Along Damascus Street, brightly colored posters stuck on the wall that borders the green lawns of Zawra Park implore Iraqis to vote in January's election.
The posters carry a picture of the nation's most revered Shiite cleric, Grand Ayatollah Ali al-Sistani. Above his official stamp are his instructions to the faithful: "There are going to be elections and I want you to go to put your votes in the ballot box."
"It is going to be free and we are asking that people vote for those who will be good for our country," he said.
But in recent days most of the posters have been scratched off the wall, a reminder of the tensions that divide the Iraqi population ahead of the first general elections since the US and Britain invaded last year.
Some are enthusiastic to vote, others are concerned for their safety in the face of unrelenting violence and some simply view the coming ballot with unbridled hostility.
This month some 14 million voters ought to be collecting their registration cards from the thousands of small grocery shops that hand out the monthly government rations on which most families still rely.
Ala'a Jabbar, 30, a Shiite Muslim and a science teacher, runs one such store in Doura, a district in southern Baghdad. Like most in the Shiite community, he fervently believes in the vote.
"If the people love Iraq they should go and elect their leader," he said.
After decades of rule by a Sunni minority, the Shiite community, who make up the majority, are about to dominate their country's government, hence Ayatollah Sistani's endorsement of the vote.
But already Jabbar has been threatened and warned that he should not even distribute the voter registration cards.
"We have been under a lot of threats. People are coming from outside this neighborhood telling us not to hand out the cards," he said.
"We've been told we could be killed. It is a big risk but we have to take this risk because it is our country and whoever wins is going to be our leader and we have to choose him," he said.

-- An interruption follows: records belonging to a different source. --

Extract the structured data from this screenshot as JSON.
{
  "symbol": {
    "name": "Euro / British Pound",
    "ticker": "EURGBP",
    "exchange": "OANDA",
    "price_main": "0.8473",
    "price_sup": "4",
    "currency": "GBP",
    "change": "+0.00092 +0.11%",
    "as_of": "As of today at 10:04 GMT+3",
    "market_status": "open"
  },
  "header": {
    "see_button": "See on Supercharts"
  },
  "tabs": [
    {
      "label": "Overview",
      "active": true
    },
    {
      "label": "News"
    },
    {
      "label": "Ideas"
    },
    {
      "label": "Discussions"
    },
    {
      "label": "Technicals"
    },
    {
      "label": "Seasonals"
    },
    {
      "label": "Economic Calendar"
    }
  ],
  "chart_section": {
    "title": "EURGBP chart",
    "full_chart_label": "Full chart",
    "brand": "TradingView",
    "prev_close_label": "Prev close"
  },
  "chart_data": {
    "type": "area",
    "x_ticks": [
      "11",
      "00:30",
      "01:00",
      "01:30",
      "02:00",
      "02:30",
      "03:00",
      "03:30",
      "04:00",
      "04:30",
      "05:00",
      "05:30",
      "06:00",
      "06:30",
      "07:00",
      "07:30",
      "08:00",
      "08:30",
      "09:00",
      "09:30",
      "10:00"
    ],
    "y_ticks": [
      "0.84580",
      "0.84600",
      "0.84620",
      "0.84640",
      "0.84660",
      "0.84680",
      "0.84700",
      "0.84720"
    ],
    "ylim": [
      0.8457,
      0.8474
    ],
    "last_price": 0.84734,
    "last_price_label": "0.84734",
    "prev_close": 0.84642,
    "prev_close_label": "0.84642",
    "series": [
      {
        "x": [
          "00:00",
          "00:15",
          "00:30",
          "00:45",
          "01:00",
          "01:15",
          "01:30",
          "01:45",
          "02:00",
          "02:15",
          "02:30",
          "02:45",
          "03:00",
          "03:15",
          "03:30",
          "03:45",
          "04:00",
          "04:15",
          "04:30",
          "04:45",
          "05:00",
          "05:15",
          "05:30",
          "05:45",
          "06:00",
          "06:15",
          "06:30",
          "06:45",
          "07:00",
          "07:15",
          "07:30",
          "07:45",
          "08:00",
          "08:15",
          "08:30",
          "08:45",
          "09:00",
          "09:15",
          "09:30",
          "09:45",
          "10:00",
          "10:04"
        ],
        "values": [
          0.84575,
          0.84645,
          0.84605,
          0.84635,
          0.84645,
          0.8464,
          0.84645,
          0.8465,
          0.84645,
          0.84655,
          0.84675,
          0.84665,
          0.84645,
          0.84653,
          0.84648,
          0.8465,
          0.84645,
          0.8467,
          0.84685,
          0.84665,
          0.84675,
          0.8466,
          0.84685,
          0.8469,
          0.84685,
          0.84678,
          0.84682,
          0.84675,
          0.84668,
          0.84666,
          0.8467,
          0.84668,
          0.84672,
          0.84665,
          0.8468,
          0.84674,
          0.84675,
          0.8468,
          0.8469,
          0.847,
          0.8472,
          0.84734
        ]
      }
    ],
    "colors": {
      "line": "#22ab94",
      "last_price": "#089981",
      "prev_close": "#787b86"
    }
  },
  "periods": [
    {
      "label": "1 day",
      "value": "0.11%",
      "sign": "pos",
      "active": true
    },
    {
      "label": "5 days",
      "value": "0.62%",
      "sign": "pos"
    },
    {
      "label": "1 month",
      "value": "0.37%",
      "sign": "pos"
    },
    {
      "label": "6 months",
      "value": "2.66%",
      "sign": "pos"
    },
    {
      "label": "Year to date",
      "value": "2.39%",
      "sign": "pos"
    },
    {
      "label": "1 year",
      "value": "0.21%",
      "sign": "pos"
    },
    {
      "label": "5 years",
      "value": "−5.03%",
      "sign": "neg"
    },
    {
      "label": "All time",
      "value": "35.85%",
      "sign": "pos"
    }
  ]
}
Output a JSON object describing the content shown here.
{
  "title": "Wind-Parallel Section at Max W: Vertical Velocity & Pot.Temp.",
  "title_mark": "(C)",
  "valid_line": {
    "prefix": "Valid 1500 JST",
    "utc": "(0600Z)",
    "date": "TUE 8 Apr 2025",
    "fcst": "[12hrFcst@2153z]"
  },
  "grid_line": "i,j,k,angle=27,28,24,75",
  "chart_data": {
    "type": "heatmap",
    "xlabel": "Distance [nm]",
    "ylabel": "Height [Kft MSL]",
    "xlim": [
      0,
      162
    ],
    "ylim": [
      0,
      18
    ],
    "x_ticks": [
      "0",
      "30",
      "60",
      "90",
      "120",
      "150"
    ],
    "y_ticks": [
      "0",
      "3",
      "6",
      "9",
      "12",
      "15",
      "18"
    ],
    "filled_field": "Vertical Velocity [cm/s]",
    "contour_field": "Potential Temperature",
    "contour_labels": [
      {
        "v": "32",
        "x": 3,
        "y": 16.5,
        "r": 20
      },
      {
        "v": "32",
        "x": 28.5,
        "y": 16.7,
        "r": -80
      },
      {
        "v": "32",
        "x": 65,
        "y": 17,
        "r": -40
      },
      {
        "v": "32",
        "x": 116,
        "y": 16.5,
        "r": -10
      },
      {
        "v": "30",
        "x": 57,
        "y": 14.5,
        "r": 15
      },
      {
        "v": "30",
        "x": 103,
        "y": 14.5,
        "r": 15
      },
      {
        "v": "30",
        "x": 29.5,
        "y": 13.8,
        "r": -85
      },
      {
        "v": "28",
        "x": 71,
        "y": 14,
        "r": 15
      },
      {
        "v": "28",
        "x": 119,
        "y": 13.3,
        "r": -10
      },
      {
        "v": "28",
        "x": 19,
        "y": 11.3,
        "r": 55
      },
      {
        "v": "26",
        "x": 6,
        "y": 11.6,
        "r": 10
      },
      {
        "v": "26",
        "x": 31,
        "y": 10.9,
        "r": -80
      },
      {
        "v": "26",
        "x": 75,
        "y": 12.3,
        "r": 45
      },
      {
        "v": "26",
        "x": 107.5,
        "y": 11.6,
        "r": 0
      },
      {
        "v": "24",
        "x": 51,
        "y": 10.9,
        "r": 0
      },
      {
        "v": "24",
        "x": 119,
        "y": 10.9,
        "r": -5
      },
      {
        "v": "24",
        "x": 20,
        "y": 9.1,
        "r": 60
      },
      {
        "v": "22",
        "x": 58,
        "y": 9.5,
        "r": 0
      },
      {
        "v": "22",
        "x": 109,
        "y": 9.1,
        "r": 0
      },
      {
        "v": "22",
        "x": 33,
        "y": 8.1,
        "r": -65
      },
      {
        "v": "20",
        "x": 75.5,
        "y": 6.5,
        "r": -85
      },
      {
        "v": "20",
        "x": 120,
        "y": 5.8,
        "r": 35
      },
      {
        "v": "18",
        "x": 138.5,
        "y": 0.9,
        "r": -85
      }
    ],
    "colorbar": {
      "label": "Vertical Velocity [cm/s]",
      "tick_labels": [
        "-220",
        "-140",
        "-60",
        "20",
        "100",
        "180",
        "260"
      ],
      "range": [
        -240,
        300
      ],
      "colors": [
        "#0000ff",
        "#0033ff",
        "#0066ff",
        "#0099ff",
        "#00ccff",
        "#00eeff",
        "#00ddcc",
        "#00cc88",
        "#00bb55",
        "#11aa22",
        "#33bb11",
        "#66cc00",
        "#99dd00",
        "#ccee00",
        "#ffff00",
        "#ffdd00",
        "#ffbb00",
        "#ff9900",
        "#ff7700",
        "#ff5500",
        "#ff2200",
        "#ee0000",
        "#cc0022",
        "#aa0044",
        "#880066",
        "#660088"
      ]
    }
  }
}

Jabbar believes the election will simply decide Iraq's new prime minister. In fact, voters will choose candidates for the 275-seat parliament, which in turn will select the prime minister and later draw up a national constitution.
Others say security is so bad that they fear even appearing at the poll booth. "The security situation is poor and I don't think anyone can go to the elections this year," said Muqdad Fadhil, 26, a security guard at the Doura oil refinery.

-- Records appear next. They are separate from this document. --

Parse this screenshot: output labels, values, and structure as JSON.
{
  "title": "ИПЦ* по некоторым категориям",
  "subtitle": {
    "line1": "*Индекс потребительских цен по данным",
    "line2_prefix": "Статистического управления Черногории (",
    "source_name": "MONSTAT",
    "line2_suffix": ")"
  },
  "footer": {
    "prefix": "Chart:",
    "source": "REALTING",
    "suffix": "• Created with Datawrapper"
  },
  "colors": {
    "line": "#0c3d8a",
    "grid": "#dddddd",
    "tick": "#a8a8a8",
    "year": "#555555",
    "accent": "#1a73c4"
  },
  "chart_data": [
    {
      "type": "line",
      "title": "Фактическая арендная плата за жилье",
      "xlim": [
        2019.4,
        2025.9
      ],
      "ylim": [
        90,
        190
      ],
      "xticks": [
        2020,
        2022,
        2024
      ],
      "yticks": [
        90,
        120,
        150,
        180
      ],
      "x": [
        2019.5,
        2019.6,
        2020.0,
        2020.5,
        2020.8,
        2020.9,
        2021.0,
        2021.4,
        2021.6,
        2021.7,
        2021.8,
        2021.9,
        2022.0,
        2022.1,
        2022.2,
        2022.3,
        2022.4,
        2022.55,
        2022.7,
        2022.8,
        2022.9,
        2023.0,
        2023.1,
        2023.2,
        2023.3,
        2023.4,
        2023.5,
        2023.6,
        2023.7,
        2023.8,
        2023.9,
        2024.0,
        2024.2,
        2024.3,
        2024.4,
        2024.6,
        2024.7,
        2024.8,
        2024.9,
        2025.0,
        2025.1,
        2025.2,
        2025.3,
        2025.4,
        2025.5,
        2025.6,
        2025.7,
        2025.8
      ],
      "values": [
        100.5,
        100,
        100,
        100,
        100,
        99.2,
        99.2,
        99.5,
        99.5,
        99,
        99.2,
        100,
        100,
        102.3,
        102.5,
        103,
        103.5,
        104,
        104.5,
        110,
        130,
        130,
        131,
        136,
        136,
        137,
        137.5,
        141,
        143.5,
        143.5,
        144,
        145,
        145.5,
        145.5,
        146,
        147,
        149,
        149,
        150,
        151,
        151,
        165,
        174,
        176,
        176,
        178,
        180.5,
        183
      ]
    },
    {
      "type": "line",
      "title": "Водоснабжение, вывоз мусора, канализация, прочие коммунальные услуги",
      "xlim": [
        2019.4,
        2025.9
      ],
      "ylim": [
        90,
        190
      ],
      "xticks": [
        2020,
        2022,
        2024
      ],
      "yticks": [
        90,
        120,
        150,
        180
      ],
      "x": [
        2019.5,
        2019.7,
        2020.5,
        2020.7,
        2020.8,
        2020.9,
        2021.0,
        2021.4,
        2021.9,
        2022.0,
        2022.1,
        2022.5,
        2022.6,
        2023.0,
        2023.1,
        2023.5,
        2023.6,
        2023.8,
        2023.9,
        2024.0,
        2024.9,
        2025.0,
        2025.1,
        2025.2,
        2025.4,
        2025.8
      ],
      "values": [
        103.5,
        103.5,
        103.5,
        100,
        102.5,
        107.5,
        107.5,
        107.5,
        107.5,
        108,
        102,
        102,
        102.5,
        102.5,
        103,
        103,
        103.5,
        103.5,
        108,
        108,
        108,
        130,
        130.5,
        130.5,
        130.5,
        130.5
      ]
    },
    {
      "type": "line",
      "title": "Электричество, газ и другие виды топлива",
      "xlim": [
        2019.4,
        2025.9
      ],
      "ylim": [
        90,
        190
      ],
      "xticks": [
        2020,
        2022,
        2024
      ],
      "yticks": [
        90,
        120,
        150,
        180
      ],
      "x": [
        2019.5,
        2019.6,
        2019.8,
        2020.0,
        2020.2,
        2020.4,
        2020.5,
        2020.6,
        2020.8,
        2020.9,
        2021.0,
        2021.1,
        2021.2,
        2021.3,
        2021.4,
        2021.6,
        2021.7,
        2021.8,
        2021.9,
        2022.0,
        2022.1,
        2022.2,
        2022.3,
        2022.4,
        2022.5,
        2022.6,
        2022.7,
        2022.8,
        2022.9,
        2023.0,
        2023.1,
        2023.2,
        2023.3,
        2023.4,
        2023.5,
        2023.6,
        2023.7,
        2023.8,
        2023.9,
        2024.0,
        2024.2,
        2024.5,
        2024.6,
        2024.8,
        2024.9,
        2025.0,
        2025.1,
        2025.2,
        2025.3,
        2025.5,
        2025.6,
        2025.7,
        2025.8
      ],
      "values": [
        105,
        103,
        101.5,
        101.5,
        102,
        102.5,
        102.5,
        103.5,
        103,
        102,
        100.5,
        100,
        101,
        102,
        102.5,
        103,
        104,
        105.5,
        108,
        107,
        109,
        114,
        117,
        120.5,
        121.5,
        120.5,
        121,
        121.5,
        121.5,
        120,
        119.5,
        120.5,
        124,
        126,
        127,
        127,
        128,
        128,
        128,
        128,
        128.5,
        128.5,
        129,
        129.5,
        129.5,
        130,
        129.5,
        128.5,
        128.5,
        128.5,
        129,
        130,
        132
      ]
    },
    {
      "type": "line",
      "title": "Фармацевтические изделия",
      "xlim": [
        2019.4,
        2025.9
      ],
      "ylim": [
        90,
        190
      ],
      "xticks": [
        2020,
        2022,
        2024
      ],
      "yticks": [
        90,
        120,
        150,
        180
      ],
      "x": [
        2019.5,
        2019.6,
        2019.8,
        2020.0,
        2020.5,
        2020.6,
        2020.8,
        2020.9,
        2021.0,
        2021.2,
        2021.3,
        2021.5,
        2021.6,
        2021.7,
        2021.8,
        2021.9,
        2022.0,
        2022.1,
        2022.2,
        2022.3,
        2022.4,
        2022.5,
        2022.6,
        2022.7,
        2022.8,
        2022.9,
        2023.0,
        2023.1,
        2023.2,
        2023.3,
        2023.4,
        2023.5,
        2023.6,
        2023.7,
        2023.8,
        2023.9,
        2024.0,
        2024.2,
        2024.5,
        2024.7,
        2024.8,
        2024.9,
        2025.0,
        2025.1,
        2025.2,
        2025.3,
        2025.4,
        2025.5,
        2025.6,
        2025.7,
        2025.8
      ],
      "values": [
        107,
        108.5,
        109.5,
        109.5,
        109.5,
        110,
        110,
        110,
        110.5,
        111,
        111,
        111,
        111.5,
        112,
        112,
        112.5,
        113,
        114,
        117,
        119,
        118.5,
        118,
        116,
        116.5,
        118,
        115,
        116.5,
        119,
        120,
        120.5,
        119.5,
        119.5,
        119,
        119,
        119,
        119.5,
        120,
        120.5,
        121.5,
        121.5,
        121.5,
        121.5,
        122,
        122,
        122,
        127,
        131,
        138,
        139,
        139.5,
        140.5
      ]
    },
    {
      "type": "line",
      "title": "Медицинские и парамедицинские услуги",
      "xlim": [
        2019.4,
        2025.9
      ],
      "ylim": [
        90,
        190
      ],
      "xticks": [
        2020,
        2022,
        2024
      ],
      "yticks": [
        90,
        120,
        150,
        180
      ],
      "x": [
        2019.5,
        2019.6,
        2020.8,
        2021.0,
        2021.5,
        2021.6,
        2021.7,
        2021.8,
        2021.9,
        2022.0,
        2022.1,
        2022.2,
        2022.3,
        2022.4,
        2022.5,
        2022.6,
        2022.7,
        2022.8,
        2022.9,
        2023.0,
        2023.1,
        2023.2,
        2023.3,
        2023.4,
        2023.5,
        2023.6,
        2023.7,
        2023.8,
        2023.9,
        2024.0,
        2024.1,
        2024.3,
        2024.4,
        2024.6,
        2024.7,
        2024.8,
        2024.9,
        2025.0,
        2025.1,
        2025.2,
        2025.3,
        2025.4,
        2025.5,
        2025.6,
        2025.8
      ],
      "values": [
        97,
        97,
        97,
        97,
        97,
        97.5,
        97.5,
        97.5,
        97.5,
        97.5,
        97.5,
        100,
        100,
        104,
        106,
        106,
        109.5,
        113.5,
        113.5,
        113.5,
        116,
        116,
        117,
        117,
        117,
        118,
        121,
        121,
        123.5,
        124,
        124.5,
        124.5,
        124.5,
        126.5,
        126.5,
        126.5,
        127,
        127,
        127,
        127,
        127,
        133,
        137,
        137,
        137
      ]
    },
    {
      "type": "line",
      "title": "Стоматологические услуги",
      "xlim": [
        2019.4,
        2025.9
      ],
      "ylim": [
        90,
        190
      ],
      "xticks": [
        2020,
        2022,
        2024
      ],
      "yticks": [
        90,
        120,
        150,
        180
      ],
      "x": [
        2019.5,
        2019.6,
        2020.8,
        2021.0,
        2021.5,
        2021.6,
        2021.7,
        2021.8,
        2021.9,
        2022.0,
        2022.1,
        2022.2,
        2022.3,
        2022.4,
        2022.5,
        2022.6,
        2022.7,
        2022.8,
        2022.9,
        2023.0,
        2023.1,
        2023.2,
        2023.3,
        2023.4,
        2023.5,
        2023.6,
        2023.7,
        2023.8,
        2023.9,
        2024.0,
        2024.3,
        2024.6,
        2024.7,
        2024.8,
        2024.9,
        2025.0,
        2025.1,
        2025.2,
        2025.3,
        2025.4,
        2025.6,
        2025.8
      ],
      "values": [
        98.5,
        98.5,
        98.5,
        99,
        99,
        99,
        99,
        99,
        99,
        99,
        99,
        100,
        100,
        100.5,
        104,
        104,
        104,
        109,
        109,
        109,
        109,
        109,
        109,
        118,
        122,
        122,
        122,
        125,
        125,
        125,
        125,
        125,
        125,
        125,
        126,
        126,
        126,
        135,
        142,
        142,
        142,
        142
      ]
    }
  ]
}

Like many he is confused by the complex voting process in which the country will be treated as one single constituency with each voter confronted by a potentially vast list of parties and candidates.
"We don't yet know where to vote, or how it is going to be done. Are we going to vote for a leader or for a larger group? What are their names? I don't know," he said.
His preferred candidate would be Ayad Allawi, the current prime minister, a secular Shiite moderate who was appointed by the US in June to run the interim government.
Most seem likely to vote along sectarian or ethnic lines: Shiite voting for Shiite, Kurd for Kurd and Sunni for Sunni.
The greatest concern is with the Sunni community, from which the violent insurgency has developed. Several Sunni clerics and political leaders have warned they will boycott the vote.
"These elections are a joke," said Omar Ali al-Duleimi, a driver originally from Fallujah who now works for a US firm in Baghdad.
"I won't vote. It is just a lie and the Americans will put in whoever they want. Only if Saddam is on the list will I and my tribe vote and we won't wait until tomorrow, we would choose him yesterday," he said.